No, there’s no a book by that title. (I don’t think. *checks* Nope, I’m safe.) I just realized this week that I read 2.5 books last weekend, and they ALL featured characters named Lily. Weird. I wonder if Fate was trying to tell me something–and if she was, it better be something good! Like, someone named Lily is getting ready to give me a million dollars.
The three books were:
In the first, Lily is the main character’s best friend. She’s spunky and fun, blond, and may be facing some major life changes that parallel the main plot.
In Hourglass, Lily is the main character’s best friend. She’s spunky and fun, dark-haired, and helps the main character deal with major life issues to advance the plot.
In Forgive My Fins, the main character herself is named Lily, and while she’s blond, she’s not overly spunky except when verbally sparring with the hero-antagonist.
I swear I didn’t choose these things on purpose. While Lily is a lovely name, I don’t have any particular affinity for it that would cause me to seek her out. Despite the seeming similarities as listed above, these books aren’t overly similar. The one my friend’s still writing I, obviously, can’t review here (I’ll let you know when it’s on the shelf, though, because I adore the thing already), but I’ll try to give the low-down on the other two.

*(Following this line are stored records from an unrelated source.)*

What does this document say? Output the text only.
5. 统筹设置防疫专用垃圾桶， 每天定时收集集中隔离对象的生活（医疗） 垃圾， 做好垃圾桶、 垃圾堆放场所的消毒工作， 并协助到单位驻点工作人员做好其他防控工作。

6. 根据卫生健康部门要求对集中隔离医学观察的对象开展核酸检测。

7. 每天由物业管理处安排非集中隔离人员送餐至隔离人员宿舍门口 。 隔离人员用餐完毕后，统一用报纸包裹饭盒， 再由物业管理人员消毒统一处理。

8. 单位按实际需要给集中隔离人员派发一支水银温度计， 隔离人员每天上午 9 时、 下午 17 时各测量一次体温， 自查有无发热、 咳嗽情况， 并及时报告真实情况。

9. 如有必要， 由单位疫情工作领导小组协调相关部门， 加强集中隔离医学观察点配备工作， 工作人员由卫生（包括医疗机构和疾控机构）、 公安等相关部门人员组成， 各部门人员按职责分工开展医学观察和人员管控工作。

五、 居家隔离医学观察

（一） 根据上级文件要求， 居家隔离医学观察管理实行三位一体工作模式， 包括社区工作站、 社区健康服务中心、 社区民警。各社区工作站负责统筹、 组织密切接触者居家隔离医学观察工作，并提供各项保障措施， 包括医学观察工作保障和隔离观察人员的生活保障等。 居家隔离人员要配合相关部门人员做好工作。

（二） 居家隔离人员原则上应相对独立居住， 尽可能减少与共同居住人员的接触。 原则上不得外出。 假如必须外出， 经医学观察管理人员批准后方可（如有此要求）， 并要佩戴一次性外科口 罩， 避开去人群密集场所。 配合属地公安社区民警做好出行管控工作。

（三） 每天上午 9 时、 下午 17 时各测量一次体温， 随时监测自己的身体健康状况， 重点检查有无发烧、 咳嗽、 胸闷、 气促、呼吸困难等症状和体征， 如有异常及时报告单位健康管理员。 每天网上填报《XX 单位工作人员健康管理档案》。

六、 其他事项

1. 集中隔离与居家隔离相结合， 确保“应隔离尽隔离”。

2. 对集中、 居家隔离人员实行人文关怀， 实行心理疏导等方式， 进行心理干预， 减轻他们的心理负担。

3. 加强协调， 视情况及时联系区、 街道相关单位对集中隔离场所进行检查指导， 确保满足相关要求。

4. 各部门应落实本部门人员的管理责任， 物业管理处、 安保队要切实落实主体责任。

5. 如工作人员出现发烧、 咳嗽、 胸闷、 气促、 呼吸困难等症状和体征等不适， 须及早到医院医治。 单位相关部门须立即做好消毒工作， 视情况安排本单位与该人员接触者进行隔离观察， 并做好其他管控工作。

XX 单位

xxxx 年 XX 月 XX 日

Hourglass is a sci-fi-ish YA about a gal named Emerson who sees people and images from the past. Her brother renovates old houses, and being around old places with lots of history seems to make her ability (curse, she’d call it at the start) kick into high gear. She’s had issues with depression (her parents are dead), and being able to see people who aren’t there only adds to her crazy (her word, not mine).
The story gets moving pretty quickly, and I appreciated that. Emerson, her brother, his wife, and Lily (of COURSE, Lily) are pretty vivid. I wanted to like them, and I did. However, when the love interest, Michael, gets introduced, I thought the pace got a little carried away. Within about three seconds of screen time, per se, there are already heavy undercurrents of attraction and all that jazz, and it builds to a massive intensity within only a couple of chapters.
Not saying it can’t happen like that, but I found it overbearing.
There are some other quirky things that I didn’t think were quite well enough explained. The mechanics for using her/their powers are annoyingly detailed and don’t seem particularly important. There’s a set of quasi-love triangles that are started but never fully realized. (And I swear, Michael’s best friend and primary competition, Kaleb, looked an awful lot like Taylor Lautner in my head. Read it and tell me you didn’t feel the similarities in role, even if the plot doesn’t match.)
I forced myself to accept the romance and pretend that the build-up had been sufficient to make me believe in it. The other things weren’t quite so glaring as the romance thing. After that, the rest of the book went much smoother. I can be a good sport about suspension of disbelief when I have the right motivation.
What’s sad is that the best thing I can say for this book is that FINALLY I found a recent YA that knows how to wrap up a storyline even in the process of setting things up for a sequel. For that, I wanted to kiss my Kindle Fire and then recommend this book to everyone. But the overall book itself? Meh. It had good parts, and even the annoying parts weren’t terrible, but nothing made me fall in love with the characters or the world. It was interesting, but not engrossing.
RATING: 3 out of 5 stars
Forgive My Fins, on the other hand, was a light and fun YA romance about a half-human, half-mermaid girl who’s obsessed with making one certain guy her mer-mate. It was obviously intended to be a guilty pleasure and just a tiny bit silly, and I appreciated just how well it did that. (I read Oh. My. Gods. by the same author, and it was good, too.)
Lily–short for Waterlily, in this case–who is a mermaid princess, has been living with her aunt for a few years, experiencing the human life after learning that her mother was actually human. This story also starts out at a rapid pace, drawing us into Lily’s quest to ask her longtime crush, Brody, to a school dance. Her land best friend (because she has a water best friend, too) is encouraging her, and her next-door-neighbor-slash-archnemesis is getting in her way.
We know pretty quick that the neighbor, Quince, is the real love interest, and not oblivious Brody. This is a case of main character blindness, because she is stupidly loyal to the idea that she’s in love with Brody, despite all evidence against it. As an adult reading a teen book, the convenient blindness got a little annoying after awhile, but I can see how I would have had similar thoughts at that age. I’m not sure I was quite THAT oblivious, but I had my moments.
Lily and Quince are rather quickly thrust into a series of events that both give us a great view of the underwater world and force them to face several tests of their friendship (Lily doesn’t like to admit it, but they ARE friends) and romantic relationship. At times it was sweet, at others frustrating, and still others extraordinarily awesome.
This one also has nice resolution while setting us up for a sequel. *happy sigh*
While I enjoyed this one a great deal, it’s not quite something for my reread list. I might read the sequel if I’m jonesing for some light and fluffy, but it’s not getting prioritized on my TBR list.
RATING 3.5 out of 5 stars
So which featured the best Lily? Well, my answer would show a lot of partiality, so I think I’ll let you read and decide.